Passados os Altos do Muro Cavalo, Cambezes e Fachos, entravamos novamente em zona de floresta verdejante, onde os raios solares da tarde davam bonitas imagens ao trespassar todo aquele arvoredo. Pouco a pouco as árvores começaram a ser substituídas pelo aço do parque eólico da Serra das Treburas, que com a sua imponência dominam todo o cume da serra – era ali o nosso ponto de glória, pois a partir dali era sempre a descer até Montalegre!
Estava quase…

Com a zoada das pás em tom de fundo, e já bem perto das 15 h que atingimos o cume da Serra, onde pudemos gozar o momento de termos alcançado mais alguns topos deste nosso bonito Portugal. O Georaid de Montalegre estava "a dar as últimas", a alma ia cheia de bons momentos e fantásticas paisagens e o corpo… bem esse ia maçado mas contente! Era mais uma daquelas que fica na memória dos “Reais Empenos”… fantástico!
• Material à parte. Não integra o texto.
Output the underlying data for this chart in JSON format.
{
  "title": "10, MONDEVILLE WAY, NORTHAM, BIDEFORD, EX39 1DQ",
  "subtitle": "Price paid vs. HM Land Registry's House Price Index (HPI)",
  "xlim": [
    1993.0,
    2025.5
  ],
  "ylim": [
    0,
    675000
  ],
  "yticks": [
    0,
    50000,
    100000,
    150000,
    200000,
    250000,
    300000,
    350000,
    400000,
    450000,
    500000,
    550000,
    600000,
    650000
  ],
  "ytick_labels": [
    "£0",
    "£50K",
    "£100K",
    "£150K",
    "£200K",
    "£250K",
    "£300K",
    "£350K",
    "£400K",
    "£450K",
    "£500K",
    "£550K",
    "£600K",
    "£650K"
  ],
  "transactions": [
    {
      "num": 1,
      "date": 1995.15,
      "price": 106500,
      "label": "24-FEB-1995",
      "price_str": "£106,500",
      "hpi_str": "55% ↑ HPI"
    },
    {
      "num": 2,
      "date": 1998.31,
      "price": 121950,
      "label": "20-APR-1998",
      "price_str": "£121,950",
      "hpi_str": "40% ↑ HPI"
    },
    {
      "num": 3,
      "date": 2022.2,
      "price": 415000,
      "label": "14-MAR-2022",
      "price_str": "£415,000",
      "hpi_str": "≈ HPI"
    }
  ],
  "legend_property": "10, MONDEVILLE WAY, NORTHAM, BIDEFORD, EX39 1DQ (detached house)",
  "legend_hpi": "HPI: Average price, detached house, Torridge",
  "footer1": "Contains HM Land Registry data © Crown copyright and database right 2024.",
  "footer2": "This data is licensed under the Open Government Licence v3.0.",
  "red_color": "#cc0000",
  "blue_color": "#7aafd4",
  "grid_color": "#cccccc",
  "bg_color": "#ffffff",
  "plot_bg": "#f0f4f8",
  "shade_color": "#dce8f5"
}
Era tempo de descer, até porque tínhamos a dona da casa do Castelo á nossa espera para nos dar oportunidade de tomar uma banhoca para regressarmos a CBranco. Rapidamente, pois o trilho assim o permitia, foi num zig-zag constante, bem adrenalinico, que chegamos novamente á Praça do Municipio de Montalegre, onde escolhemos a estátua do João R. Cabrilho para fazermos as fotos finais.

Para quem não sabe este cronista-explorador-navegador do séc. XVI, que descobriu a Califórnia ao serviço da coroa espanhola, é natural de uma aldeia perto de Montalegre (alguns historiadores dizem de Sesimbra) e tem diversos monumentos elucidativos á sua memória.

Tal como ele, neste local concluíamos umas das mais alucinantes aventuras que já tínhamos feito na nossa pele de ciclo-turistas lúdicos, exploradores do Portugal profundo, navegadores de trilhos memoráveis – o Georaid de Montalegre, o 3.º da série – depois de Lousã e Estrela - aventuras épicas delineadas para este ano de 2010. S. Pedro do Sul ficará para 2011, assim a paisagem recupere o suficiente, talvez no final de Maio.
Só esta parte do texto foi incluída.